Amid widespread objections from civil society activists across the world, including India, a World Bank board has cleared its policy draft to “modernize” policies seeking to “safeguard people and the environment in the investment projects Bank finances.” Taking strong objection to the clearance, the Bank Information Centre (BIC), an independent apex body of NGOs advocating with the World Bank, said, the board has cleared “a weak new set of rules to replace its existing environmental and social safeguard policies.” The policies, it adds, “Reverse a generation of gains by weakening protections from harm for the poor and the environment in Bank-funded projects.”

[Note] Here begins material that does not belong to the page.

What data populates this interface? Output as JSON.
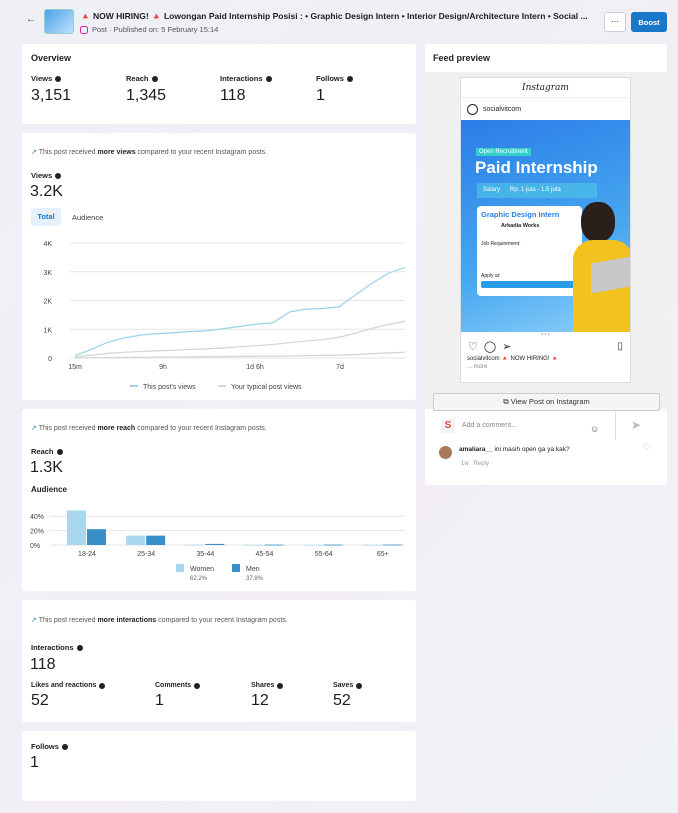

A World Bank spokesperson claimed, “The proposal aims to maintain and build on existing protections, including the enhanced protection of disadvantaged and vulnerable people, Indigenous peoples, communities and the environment, including provisions for pest management, dam and road safety, natural habitats, and cultural heritage. It also highlights the importance of non-discrimination.” He added, “We are proposing to extend the existing protections for Indigenous Peoples and introduce Free, Prior and Informed Consent of Indigenous Peoples.”

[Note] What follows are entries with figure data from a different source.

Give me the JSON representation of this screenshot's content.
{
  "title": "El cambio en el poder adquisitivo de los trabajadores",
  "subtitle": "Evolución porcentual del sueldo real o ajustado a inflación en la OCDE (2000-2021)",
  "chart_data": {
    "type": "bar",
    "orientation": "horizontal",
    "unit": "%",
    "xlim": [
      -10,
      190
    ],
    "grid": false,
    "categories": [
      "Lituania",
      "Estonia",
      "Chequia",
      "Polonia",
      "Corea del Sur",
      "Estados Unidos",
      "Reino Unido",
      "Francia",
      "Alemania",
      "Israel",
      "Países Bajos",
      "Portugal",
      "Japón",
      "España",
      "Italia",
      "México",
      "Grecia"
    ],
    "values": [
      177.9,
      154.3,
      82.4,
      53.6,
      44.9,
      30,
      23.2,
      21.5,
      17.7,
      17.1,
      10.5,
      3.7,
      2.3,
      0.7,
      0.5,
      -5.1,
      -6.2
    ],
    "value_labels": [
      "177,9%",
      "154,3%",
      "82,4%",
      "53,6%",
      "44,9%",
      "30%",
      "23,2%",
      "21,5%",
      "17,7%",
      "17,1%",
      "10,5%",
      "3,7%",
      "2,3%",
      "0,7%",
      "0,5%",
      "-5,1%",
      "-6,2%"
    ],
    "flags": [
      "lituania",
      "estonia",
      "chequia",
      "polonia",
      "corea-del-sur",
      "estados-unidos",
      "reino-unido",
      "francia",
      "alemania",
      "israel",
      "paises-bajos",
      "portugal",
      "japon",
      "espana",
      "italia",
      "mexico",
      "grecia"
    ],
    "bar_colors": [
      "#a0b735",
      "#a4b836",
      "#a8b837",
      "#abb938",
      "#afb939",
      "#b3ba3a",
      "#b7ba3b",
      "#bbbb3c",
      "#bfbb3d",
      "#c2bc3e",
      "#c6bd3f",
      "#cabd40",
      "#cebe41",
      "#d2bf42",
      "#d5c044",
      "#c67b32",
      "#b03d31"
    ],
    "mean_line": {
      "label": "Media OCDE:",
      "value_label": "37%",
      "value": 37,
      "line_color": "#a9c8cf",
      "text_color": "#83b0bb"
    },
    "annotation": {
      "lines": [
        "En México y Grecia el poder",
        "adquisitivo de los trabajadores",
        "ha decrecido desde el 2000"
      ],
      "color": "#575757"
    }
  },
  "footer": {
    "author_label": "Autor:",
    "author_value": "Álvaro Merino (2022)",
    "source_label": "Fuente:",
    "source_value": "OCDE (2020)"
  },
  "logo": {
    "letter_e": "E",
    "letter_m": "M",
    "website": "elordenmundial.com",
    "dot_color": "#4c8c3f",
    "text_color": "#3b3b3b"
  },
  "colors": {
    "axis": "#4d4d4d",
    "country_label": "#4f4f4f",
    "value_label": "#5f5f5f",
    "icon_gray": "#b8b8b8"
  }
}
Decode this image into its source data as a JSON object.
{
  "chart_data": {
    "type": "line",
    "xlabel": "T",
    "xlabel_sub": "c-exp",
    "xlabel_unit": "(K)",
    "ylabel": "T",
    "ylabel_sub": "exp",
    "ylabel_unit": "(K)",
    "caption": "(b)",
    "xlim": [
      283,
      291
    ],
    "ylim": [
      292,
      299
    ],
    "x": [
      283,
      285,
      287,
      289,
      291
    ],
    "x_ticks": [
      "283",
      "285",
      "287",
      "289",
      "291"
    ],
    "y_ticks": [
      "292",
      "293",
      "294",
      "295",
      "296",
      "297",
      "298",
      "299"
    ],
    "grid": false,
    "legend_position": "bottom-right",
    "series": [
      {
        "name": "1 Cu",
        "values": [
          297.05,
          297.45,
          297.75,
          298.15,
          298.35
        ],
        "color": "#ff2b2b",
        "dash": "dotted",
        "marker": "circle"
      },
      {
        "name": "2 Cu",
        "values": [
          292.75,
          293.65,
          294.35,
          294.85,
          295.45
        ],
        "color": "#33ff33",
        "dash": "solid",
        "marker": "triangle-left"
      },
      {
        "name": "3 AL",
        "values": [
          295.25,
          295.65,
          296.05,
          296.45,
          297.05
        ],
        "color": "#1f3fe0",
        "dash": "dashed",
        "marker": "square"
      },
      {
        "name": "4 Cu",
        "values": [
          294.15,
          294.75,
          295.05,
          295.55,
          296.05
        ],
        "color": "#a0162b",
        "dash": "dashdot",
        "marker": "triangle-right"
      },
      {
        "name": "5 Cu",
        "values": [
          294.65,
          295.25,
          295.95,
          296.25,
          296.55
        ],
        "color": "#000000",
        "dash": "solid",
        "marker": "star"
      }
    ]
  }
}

However, civil society has refused to buy this argument. “By eliminating clear rules and gutting key requirements, the Bank is breaking President Kim’s repeated promises not to dilute the safeguards,” says Sasanka Thilakasiri, Policy Advisor at Oxfam International. “The Bank’s promises that this new ‘flexible approach’ will be made up for by closer supervision fall flat because the Bank is notoriously bad at it and lacks the capacity to monitor impacts on the ground,” adds Cesar Gamboa, a long-time Bank-watcher from Derecho Ambiente y Recursos Naturales in Peru.
BIC said, “Consistent with its mantra on flexibility, the Bank is proposing a new loophole that allows governments to ‘opt out’ of previously guaranteed protections for indigenous peoples, citing discomfort among certain African governments with the term ‘indigenous peoples’ and the rights it confers. This would be a major blow to indigenous peoples, particularly in Africa, who have counted on the Bank to recognize their rights when their own governments refuse.” Final approval of the Bank’s draft will come in 2015.

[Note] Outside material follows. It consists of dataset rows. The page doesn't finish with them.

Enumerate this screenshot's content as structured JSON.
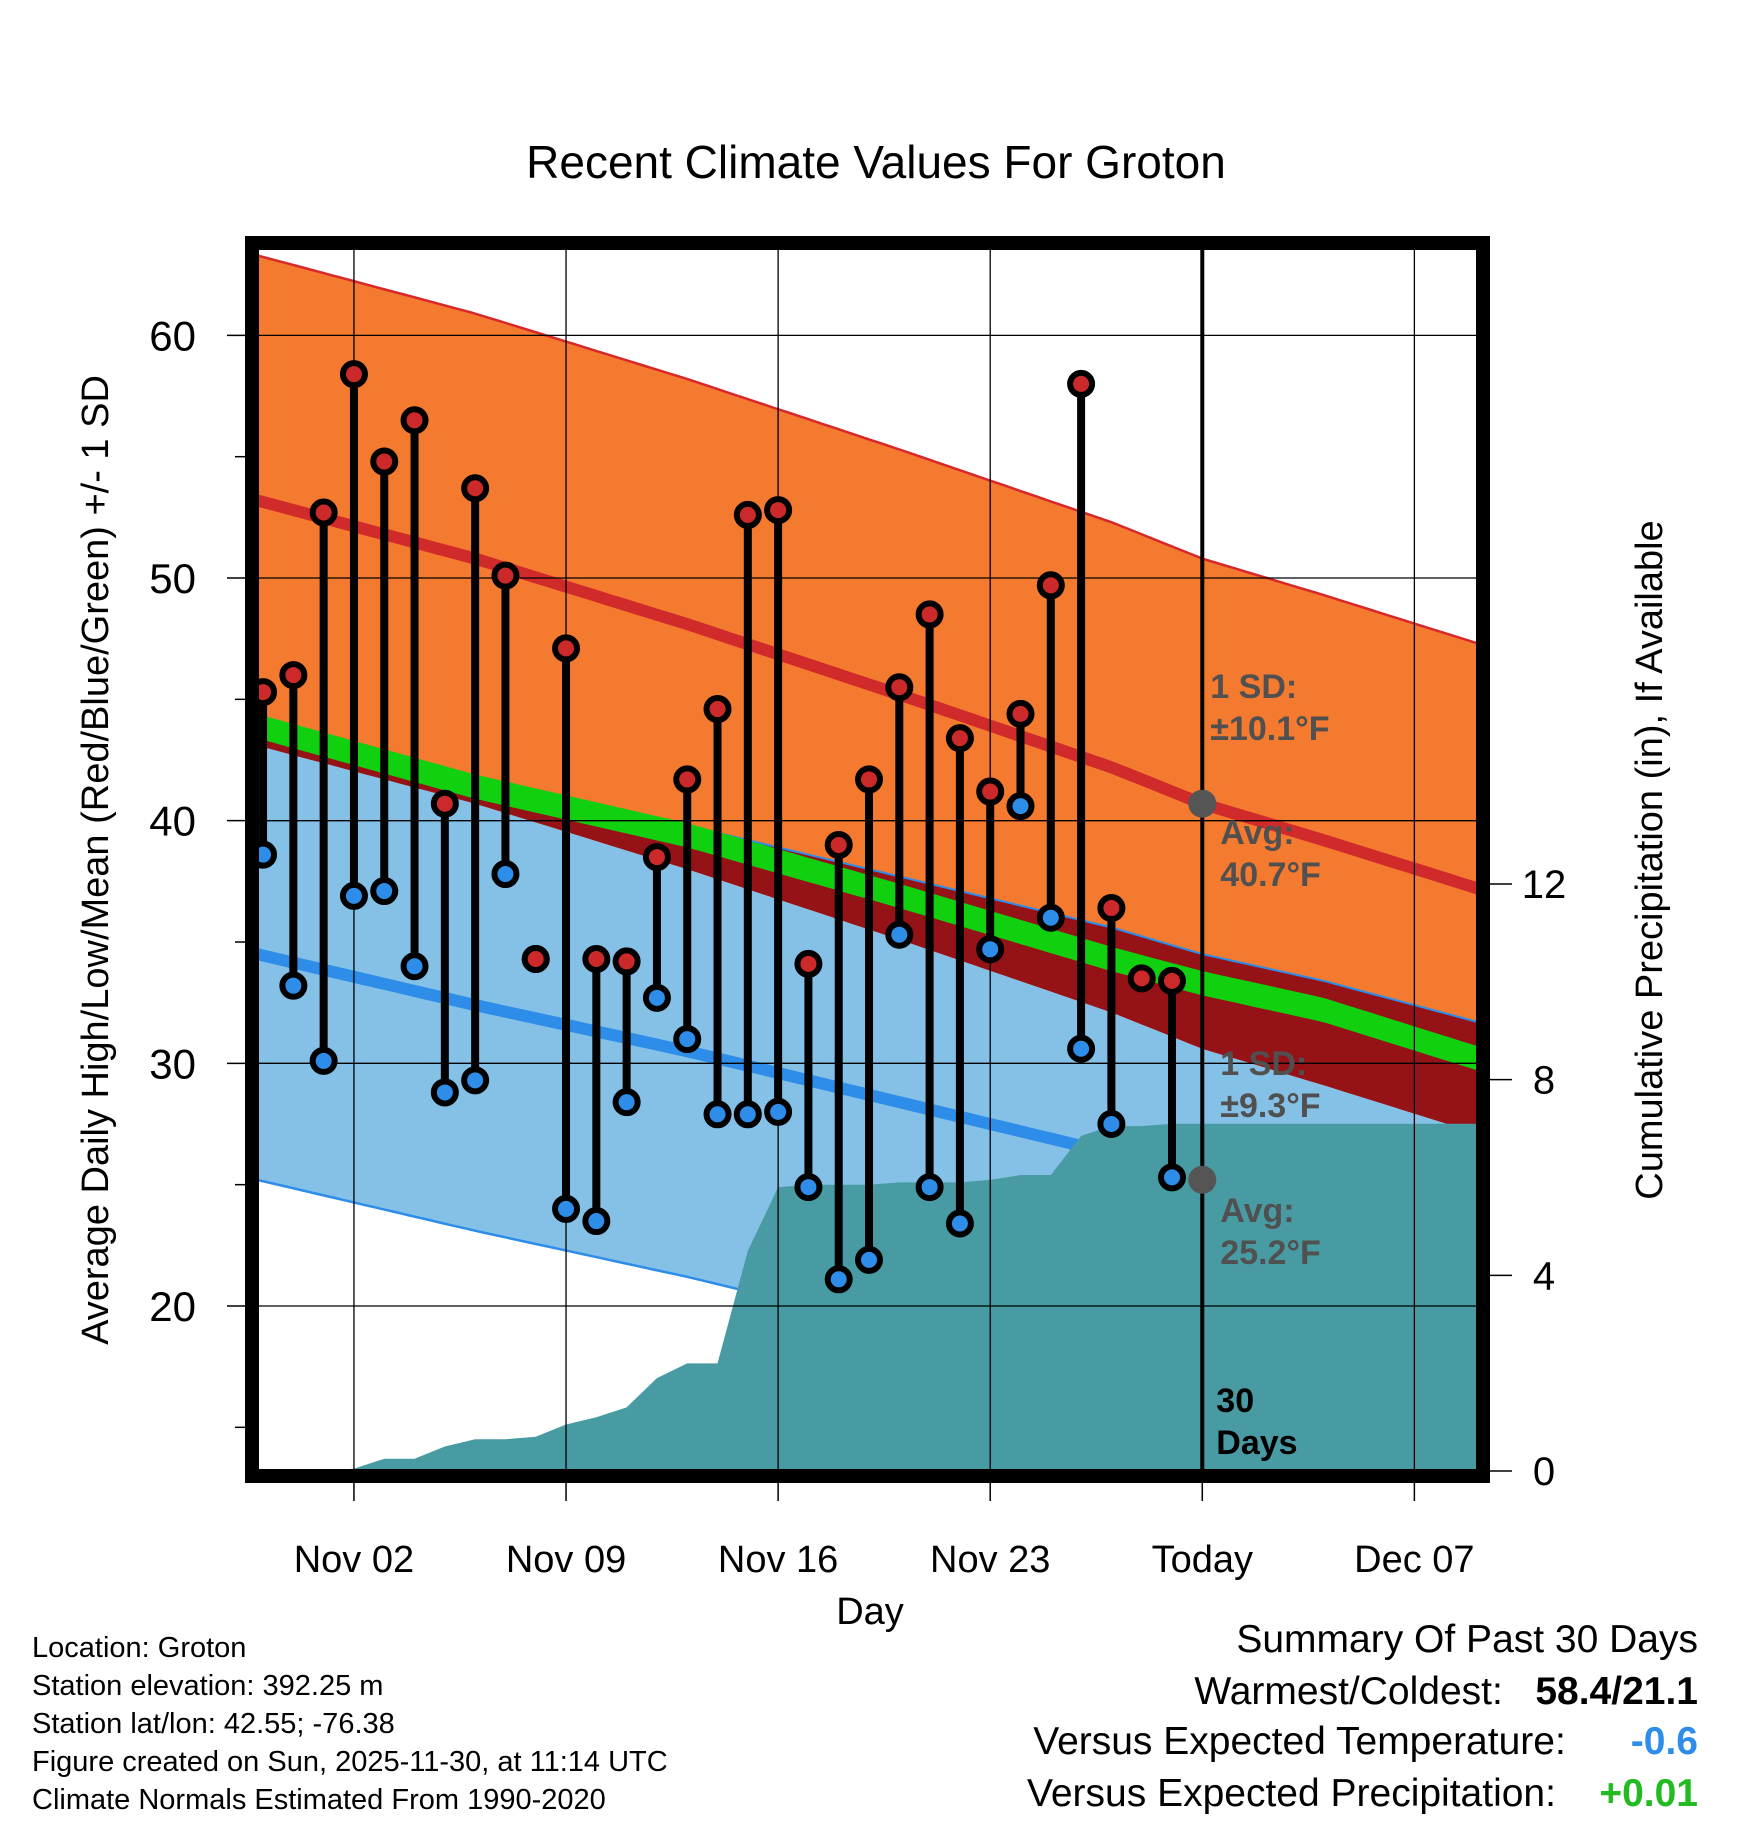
{
  "chart_data": {
    "type": "line",
    "title": "Recent Climate Values For Groton",
    "xlabel": "Day",
    "ylabel": "Average Daily High/Low/Mean (Red/Blue/Green) +/- 1 SD",
    "y2label": "Cumulative Precipitation (in), If Available",
    "xlim": [
      -2.2,
      38.1
    ],
    "ylim": [
      13.2,
      63.6
    ],
    "y2lim": [
      0,
      25
    ],
    "y_ticks": [
      20,
      30,
      40,
      50,
      60
    ],
    "y_tick_labels": [
      "20",
      "30",
      "40",
      "50",
      "60"
    ],
    "y2_ticks": [
      0,
      4,
      8,
      12
    ],
    "y2_tick_labels": [
      "0",
      "4",
      "8",
      "12"
    ],
    "x_ticks": [
      1,
      8,
      15,
      22,
      29,
      36
    ],
    "x_tick_labels": [
      "Nov 02",
      "Nov 09",
      "Nov 16",
      "Nov 23",
      "Today",
      "Dec 07"
    ],
    "today_index": 29,
    "today_label": "Today",
    "days_label": "30 Days",
    "normals": {
      "x": [
        -2.2,
        5,
        12,
        19,
        26,
        29,
        33,
        38.1
      ],
      "high_mean": [
        53.2,
        50.8,
        48.1,
        45.2,
        42.2,
        40.7,
        39.2,
        37.2
      ],
      "high_sd": 10.1,
      "low_mean": [
        34.5,
        32.4,
        30.5,
        28.4,
        26.3,
        25.2,
        24.1,
        22.4
      ],
      "low_sd": 9.3,
      "mean_mean": [
        43.9,
        41.4,
        39.4,
        36.9,
        34.3,
        33.3,
        32.2,
        30.2
      ],
      "mean_sd_half": 0.5
    },
    "series": [
      {
        "name": "Daily High",
        "color": "#cc2a2a",
        "values": [
          45.3,
          46.0,
          52.7,
          58.4,
          54.8,
          56.5,
          40.7,
          53.7,
          50.1,
          34.3,
          47.1,
          34.3,
          34.2,
          38.5,
          41.7,
          44.6,
          52.6,
          52.8,
          34.1,
          39.0,
          41.7,
          45.5,
          48.5,
          43.4,
          41.2,
          44.4,
          49.7,
          58.0,
          36.4,
          33.5,
          33.4
        ]
      },
      {
        "name": "Daily Low",
        "color": "#2d8de8",
        "values": [
          38.6,
          33.2,
          30.1,
          36.9,
          37.1,
          34.0,
          28.8,
          29.3,
          37.8,
          34.3,
          24.0,
          23.5,
          28.4,
          32.7,
          31.0,
          27.9,
          27.9,
          28.0,
          24.9,
          21.1,
          21.9,
          35.3,
          24.9,
          23.4,
          34.7,
          40.6,
          36.0,
          30.6,
          27.5,
          25.3
        ]
      }
    ],
    "high_x": [
      -2,
      -1,
      0,
      1,
      2,
      3,
      4,
      5,
      6,
      7,
      8,
      9,
      10,
      11,
      12,
      13,
      14,
      15,
      16,
      17,
      18,
      19,
      20,
      21,
      22,
      23,
      24,
      25,
      26,
      27,
      28
    ],
    "low_x": [
      -2,
      -1,
      0,
      1,
      2,
      3,
      4,
      5,
      6,
      7,
      8,
      9,
      10,
      11,
      12,
      13,
      14,
      15,
      16,
      17,
      18,
      19,
      20,
      21,
      22,
      23,
      24,
      25,
      26,
      28
    ],
    "precip": {
      "x": [
        -2.2,
        0,
        1,
        2,
        3,
        4,
        5,
        6,
        7,
        8,
        9,
        10,
        11,
        12,
        13,
        14,
        15,
        16,
        17,
        18,
        19,
        20,
        21,
        22,
        23,
        24,
        25,
        26,
        27,
        28,
        29
      ],
      "values": [
        0.0,
        0.0,
        0.05,
        0.25,
        0.25,
        0.5,
        0.65,
        0.65,
        0.7,
        0.95,
        1.1,
        1.3,
        1.9,
        2.2,
        2.2,
        4.5,
        5.8,
        5.85,
        5.85,
        5.85,
        5.9,
        5.9,
        5.9,
        5.95,
        6.05,
        6.05,
        6.85,
        7.05,
        7.05,
        7.1,
        7.1
      ]
    },
    "annotations": {
      "high_sd_title": "1 SD:",
      "high_sd_value": "±10.1°F",
      "high_avg_title": "Avg:",
      "high_avg_value": "40.7°F",
      "low_sd_title": "1 SD:",
      "low_sd_value": "±9.3°F",
      "low_avg_title": "Avg:",
      "low_avg_value": "25.2°F"
    }
  },
  "info": {
    "location": "Location: Groton",
    "elevation": "Station elevation: 392.25 m",
    "latlon": "Station lat/lon: 42.55; -76.38",
    "created": "Figure created on Sun, 2025-11-30, at 11:14 UTC",
    "normals": "Climate Normals Estimated From 1990-2020"
  },
  "summary": {
    "title": "Summary Of Past 30 Days",
    "warmest_label": "Warmest/Coldest:",
    "warmest_value": "58.4/21.1",
    "temp_label": "Versus Expected Temperature:",
    "temp_value": "-0.6",
    "temp_color": "#2d8de8",
    "precip_label": "Versus Expected Precipitation:",
    "precip_value": "+0.01",
    "precip_color": "#22bb22"
  }
}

“Despite repeated promises by the World Bank that the revised safeguard policies would include stronger protections for poor communities and those it terms ‘disadvantaged’ or ‘vulnerable’ groups, the leaked draft contains only general mentions of the need to consider impacts of projects on those who may be ‘disadvantaged’ due to age, disability, gender, and sexual orientation or gender identity”, BIC added.
Objection to the approval of the draft has also come from Adrien Sinafasi, a prominent indigenous “pygmy” activist in the Democratic Republic of Congo, who argues that “the World Bank’s intention to allow our governments, which have marginalized our communities for decades, to decide whether we are indigenous would severely undermine our fundamental human rights and weaken the limited protections we currently have.”
Mohammed Loutfy, Disabled People’s International, Arab Region Advisory Body Chair said, “It is imperative that the World Bank looks at the unique impacts on each ‘disadvantaged’ or ‘vulnerable’ group given their specific rights and needs. Only this will enable all persons to benefit from and not be harmed by Bank projects.”
“Despite the Bank’s warning of the dangers that a warming world poses to development, there is only sporadic mention of climate change in the safeguard proposal. Nowhere does it lay out what governments have to do to assess if their projects will exacerbate climate change or how climate change will affect the viability of their projects,” said Soumya Dutta, Convener of Beyond Copenhagen collective and other climate justice groups in India.
Makoma Lekalakala from Earthlife Africa in Johannesburg, South Africa says, “the introduction of ‘biodiversity offsets’ into previous ‘no-go’ areas substantially weakens existing protections for critical natural habitats and protected areas, based on the shaky premise that destruction to these areas can be compensated or ‘offset’ by agreements to preserve habitats elsewhere in perpetuity.”
Ultimately, the policies not only fail to protect communities impacted by Bank projects, they will also lower the bar for development finance institutions that look to the World Bank as a trend-setter. Vince McElhinny, the Bank Information Center’s Senior Policy Advisor, notes, “the World Bank has fallen far short of its goal of setting a new global standard when it comes to protecting the poor and the planet. Instead, it is setting off a race to the bottom.”